Zulke sterke meningen over het voortbestaan van een architectonische stijl moeten wel gevormd zijn door  persoonlijke ervaringen. In de discussie delen leden deze met elkaar. Als reactie op een post van een universiteitsstudente die bang was het Stockholmsyndroom te ontwikkelen voor haar brutalistische universiteitsgebouwen, zegt een lid dat werken en studeren in brutalistische architectuur “me alleen maar meer radicaliseerde”. Van filosofie studeren “in wanhoop” aan de Vrije Universiteit in Amsterdam tot 3 jaar rechten studeren “in brutalistische wangedrochten”, de drang tot nonpreservation overschrijdt strikt theoretische argumenten.

De vraag blijft: hoe verloopt de discussie online? Is de groepsvorming een voorbeeld van de veelbesproken (en betwiste) echokamer en filterbubbel? Maakt de Facebookgroep polarisatie en intellectuele isolatie mogelijk? Al in 2009 schreef Cass Sunstein in zijn publicatie Republic.com 2.0 over de echokamer en stelde dat het samenvoegen van groepen met eigen opvattingen en waarden, mensen afsnijdt van informatie die deze overtuigingen zou kunnen uitdagen.

Fragment uit Society for the Nonpreservation of Brutalism

Gelijksoortige (en soms exact dezelfde) beelden circuleren in groepen aan beide kanten van het brutalisme-argument, het verschil zit in de waarden en argumenten die eraan worden toegekend. In tegenstelling tot de filterbubbel die vaak onbewust ontstaat, besluiten de leden van de Society for Nonpreservation bewust om zich aan deze kant van het argument te positioneren, zoals de Brutalism Appreciation Society zich aan de andere kant positioneert. De mening van de groep is duidelijk homogeen van aard, de naam geeft het standpunt weer en argumenten die pro-brutalistisch zijn, worden de deur gewezen. De Society for Nonpreservation bestaat echter binnen een groter netwerk van niet-gelijkgestemde en gelijkgestemde groepen zoals Preservationist Memes for Turret-Oriented Teens (“We zijn hier om van oude gebouwen te genieten en niet om te vechten”), Dank Neo-Traditional Architecture Memes for Premodern Teens (“Surreal Memes die Le Corbusier dissen aanmoedigt”) en Liking Brutalism not a personality (waarvan het het standpunt duidelijk is).
Andere groepen worden actief besproken, hun gesprekken worden geobserveerd en nieuwe leden van de Society for Nonpreservation zijn uit deze andere groepen afkomstig. Van een echt vacuüm is als zodanig geen sprake.

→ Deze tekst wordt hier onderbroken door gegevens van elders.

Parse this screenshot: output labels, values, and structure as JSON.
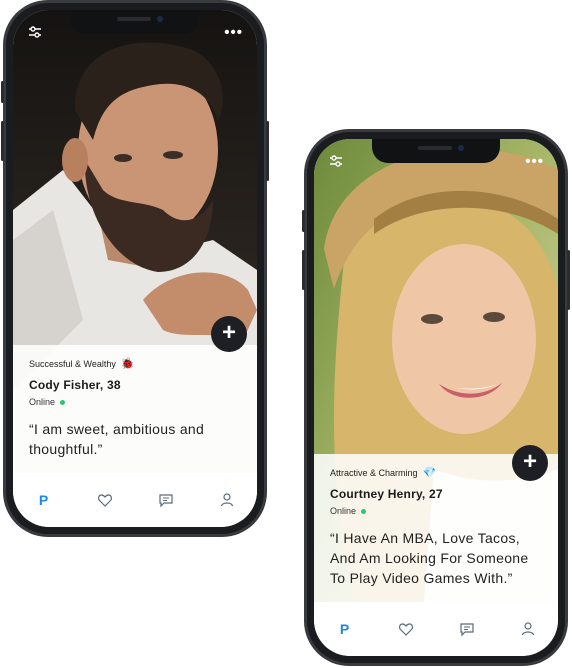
{
  "profiles": [
    {
      "tagline": "Successful & Wealthy",
      "tagline_emoji": "🐞",
      "name": "Cody Fisher, 38",
      "status": "Online",
      "quote": "“I am sweet, ambitious and thoughtful.”",
      "add_label": "+"
    },
    {
      "tagline": "Attractive & Charming",
      "tagline_emoji": "💎",
      "name": "Courtney Henry, 27",
      "status": "Online",
      "quote": "“I Have An MBA, Love Tacos, And Am Looking For Someone To Play Video Games With.”",
      "add_label": "+"
    }
  ],
  "tabbar": {
    "home_label": "P",
    "icons": [
      "heart-icon",
      "chat-icon",
      "profile-icon"
    ]
  },
  "top_icons": {
    "filter": "filter-icon",
    "more": "•••"
  },
  "colors": {
    "accent": "#1e88e5",
    "online": "#28c76f",
    "plus_button": "#1d1f24"
  }
}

Wat betekent het om de andere kant van het argument te infiltreren? Voor het vormen van mijn mening over brutalistische architectuur leverde het nieuwe perspectieven op. Alleen scrollen door brutalismefoto’s in de Appreciation Society zou me niet hebben geïnformeerd over de frustratie die mensen ervaren bij deze gebouwen. Meer dan een beeld, is brutalisme verweven met de dagelijkse werkelijkheid van mensen die wonen en werken in haar gebouwen. Naar mijn mening moet het oordeel, (non-)preservation, per geval worden bekeken, waarbij de stemmen van architecten, beleidsmakers, én gebruikers moeten worden gehoord, en voor- en nadelen worden afgewogen. Hoewel deze Facebook-groepen niet de beste plek zijn om een ​​discussie te voeren, zijn ze waardevol om een ander perspectief te leren kennen.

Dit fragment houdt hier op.